Journalisme. Chauds les marronniers !
Je me marre… de ces «marronniers». Je raconte, pour ceux qui ne sont pas de la paroisse journalistique – et peut-être même pour les autres : la petite Histoire prétend que chaque année, au premier jour du printemps…
…Au premier jour du printemps fleurissait le marronnier rose planté sur la tombe des Gardes suisses, Cours-la-Reine à Paris, tués le 20 juin 1792. Se répétant avec une précision toute helvète, l'événement fut célébré de même, chaque année, par un article rituel. L’histoire, plus petite encore et sans majuscule, a fait le reste en instituant le "marronnier" comme l'article revenant chaque année à date fixe par la grâce des cycles sociaux… et des routines journalistiques.
Et l'on vit bientôt les marronniers fleurir en toute saison…, les occasions de «faire causer» s’étant multipliées comme les petits pains. On ira même jusqu’à inventer la «com’» pour forcer le rythme des célébrations machinales et produire des interférences commerciales, les harmoniques du bizness.
Ça a débuté par de vrais rituels de société – rentrées des classes, du tribunal, des parlementaires ; départs en vacances, en retraite ; commémos des 11 novembre, 8 mai ; défilés des 1er mai, 14 juillet ; sans oublier les innombrables dévotions religieuses et/ou politiques, j’en passe et des pires.
Et la marchandise a embrayé : perdre dix kilos en dix jours grâce à la crème minceur, avec l’amour en vacances en prime; les soldes, ah les soldes ! Et comment payer moins d’impôts… On vient juste de subir en rafales la Saint-Valentin, les oscars et les césars, et là on barbotte dans la neige, le froid, les dictons populaires et les envolées anticycloniques.
On touche les sommets ces jours-ci avec la neige et le froid qui ont atteint MÊME le sud-est ! Une aubaine pour dégainer la panoplie de clichés inoxydables : luges sur la promenade des Anglais, chasse-neige sur les corniches de Toulon, poissonnières du Vieux port de Marseille.
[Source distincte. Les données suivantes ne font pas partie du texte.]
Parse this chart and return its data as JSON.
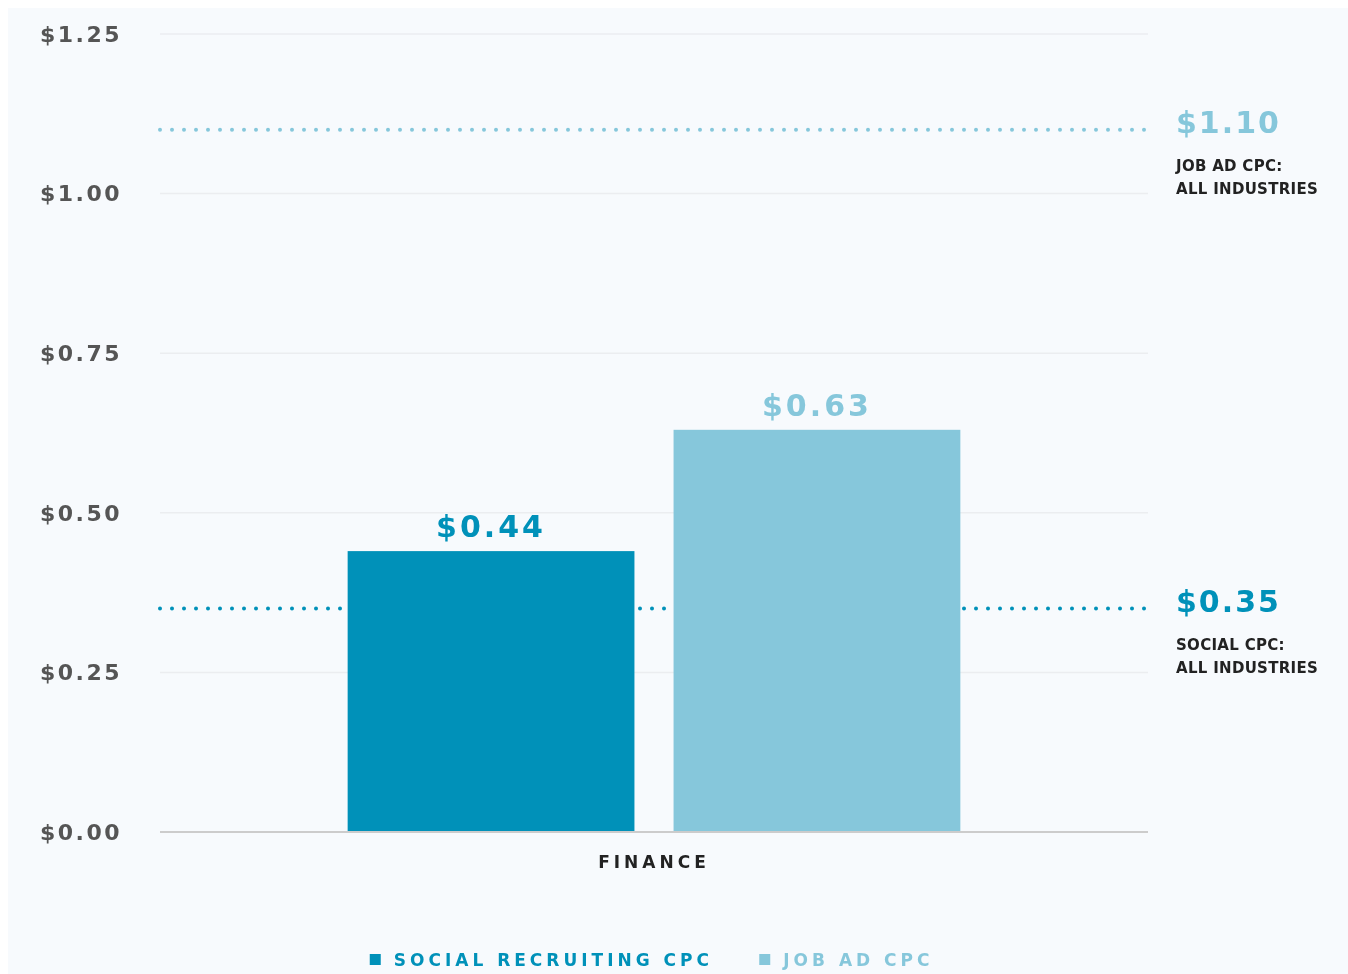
{
  "chart_data": {
    "type": "bar",
    "categories": [
      "FINANCE"
    ],
    "series": [
      {
        "name": "SOCIAL RECRUITING CPC",
        "color": "#0091b9",
        "values": [
          0.44
        ],
        "value_labels": [
          "$0.44"
        ]
      },
      {
        "name": "JOB AD CPC",
        "color": "#86c7db",
        "values": [
          0.63
        ],
        "value_labels": [
          "$0.63"
        ]
      }
    ],
    "ylim": [
      0,
      1.25
    ],
    "yticks": [
      {
        "value": 0,
        "label": "$0.00"
      },
      {
        "value": 0.25,
        "label": "$0.25"
      },
      {
        "value": 0.5,
        "label": "$0.50"
      },
      {
        "value": 0.75,
        "label": "$0.75"
      },
      {
        "value": 1,
        "label": "$1.00"
      },
      {
        "value": 1.25,
        "label": "$1.25"
      }
    ],
    "grid": "y",
    "ref_lines": [
      {
        "axis": "y",
        "value": 1.1,
        "label": "$1.10\nJOB AD CPC:\nALL INDUSTRIES",
        "color": "#86c7db",
        "line_style": "dotted"
      },
      {
        "axis": "y",
        "value": 0.35,
        "label": "$0.35\nSOCIAL CPC:\nALL INDUSTRIES",
        "color": "#0091b9",
        "line_style": "dotted"
      }
    ],
    "legend": "bottom"
  }
}
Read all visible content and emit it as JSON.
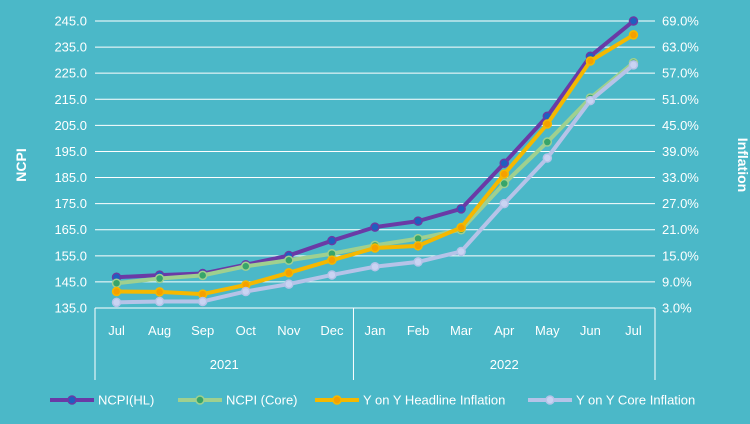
{
  "chart_data": {
    "type": "line",
    "categories": [
      "Jul",
      "Aug",
      "Sep",
      "Oct",
      "Nov",
      "Dec",
      "Jan",
      "Feb",
      "Mar",
      "Apr",
      "May",
      "Jun",
      "Jul"
    ],
    "year_groups": [
      {
        "label": "2021",
        "start": 0,
        "end": 5
      },
      {
        "label": "2022",
        "start": 6,
        "end": 12
      }
    ],
    "ylabel_left": "NCPI",
    "ylabel_right": "Inflation",
    "y_left": {
      "min": 135,
      "max": 245,
      "ticks": [
        "135.0",
        "145.0",
        "155.0",
        "165.0",
        "175.0",
        "185.0",
        "195.0",
        "205.0",
        "215.0",
        "225.0",
        "235.0",
        "245.0"
      ]
    },
    "y_right": {
      "min": 3,
      "max": 69,
      "ticks": [
        "3.0%",
        "9.0%",
        "15.0%",
        "21.0%",
        "27.0%",
        "33.0%",
        "39.0%",
        "45.0%",
        "51.0%",
        "57.0%",
        "63.0%",
        "69.0%"
      ]
    },
    "grid": true,
    "legend_position": "bottom",
    "series": [
      {
        "name": "NCPI(HL)",
        "axis": "left",
        "color": "#6a3aa6",
        "marker": "#1f5fbf",
        "values": [
          146.8,
          147.6,
          148.2,
          151.6,
          155.1,
          160.8,
          166.0,
          168.3,
          173.0,
          190.5,
          208.5,
          231.5,
          245.0
        ]
      },
      {
        "name": "NCPI (Core)",
        "axis": "left",
        "color": "#9fd08f",
        "marker": "#37a56a",
        "values": [
          144.5,
          146.3,
          147.5,
          151.0,
          153.3,
          155.8,
          159.0,
          161.6,
          165.0,
          182.7,
          198.6,
          215.5,
          229.0
        ]
      },
      {
        "name": "Y on Y Headline Inflation",
        "axis": "right",
        "color": "#f5b800",
        "marker": "#f5a000",
        "values": [
          6.8,
          6.7,
          6.2,
          8.3,
          11.1,
          14.0,
          16.8,
          17.3,
          21.5,
          33.8,
          45.3,
          59.8,
          65.8
        ]
      },
      {
        "name": "Y on Y Core Inflation",
        "axis": "right",
        "color": "#b6c3e8",
        "marker": "#c9d3f2",
        "values": [
          4.3,
          4.5,
          4.5,
          6.8,
          8.5,
          10.6,
          12.5,
          13.6,
          16.0,
          27.0,
          37.5,
          50.7,
          58.9
        ]
      }
    ]
  }
}
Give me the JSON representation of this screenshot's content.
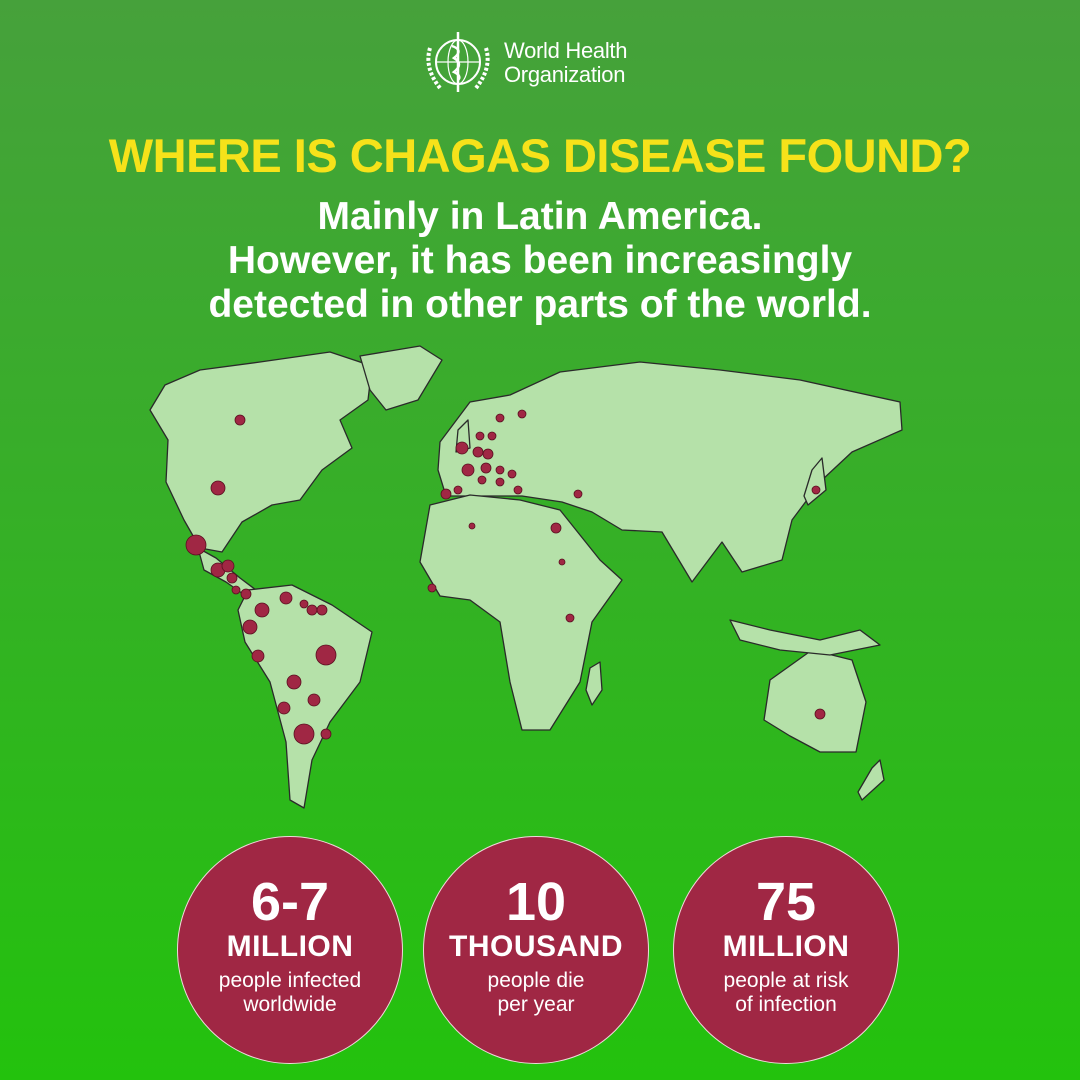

Comme le marronnier vous use le meilleur journaliste en trois ans maxi, sa charge en revient forcément aux « bleus ». C’est la relève dont la fraîcheur encore juvénile va un peu soulager l’arthrite des seniors – lesquels sont aujourd’hui, on le sait, de plus en plus jeunes. Ils souffrent même assez souvent de « pantouflite » chronique. Car, s’ils ont délaissé le marronnier ce n’est pas forcément pour lui préférer l’enquête «béton» ou l’interview incisive. [Les néophites peuvent voir à ce sujet notre Palmarès des Pantoufles de Presse].
Tout ça pour vous offrir ce rameau d’olivier « dans son écrin de blancheur ». En direct de ma fenêtre. Et pour rappeler aussi que le cliché est à la métaphore ce que ledit marronnier est au journalisme actif.
Petite anecdote qui me restera toujours en mémoire : chef d’agence dans un grand quotidien régional de l’est de la France, je me souviens de la conference mensuelle organisée autour du directeur de la redac. chargé de recueillir et regler si possible les doleances de chacun des chefs d’agence.
L’un d’eux avait un vrai problème : un marronnier – un vrai – poussait dans la cour arrière de l’agence. Il fallait faire quelque chose…
Regards en coins, sourires et même éclats de rire autour de la table.
Quoi de plus normal qu’un marronnier en locale ?
L’arbre impertinent fut abattu. A ma connaissance, c’est le seul marronnier auquel s’est attaqué ce quotidien.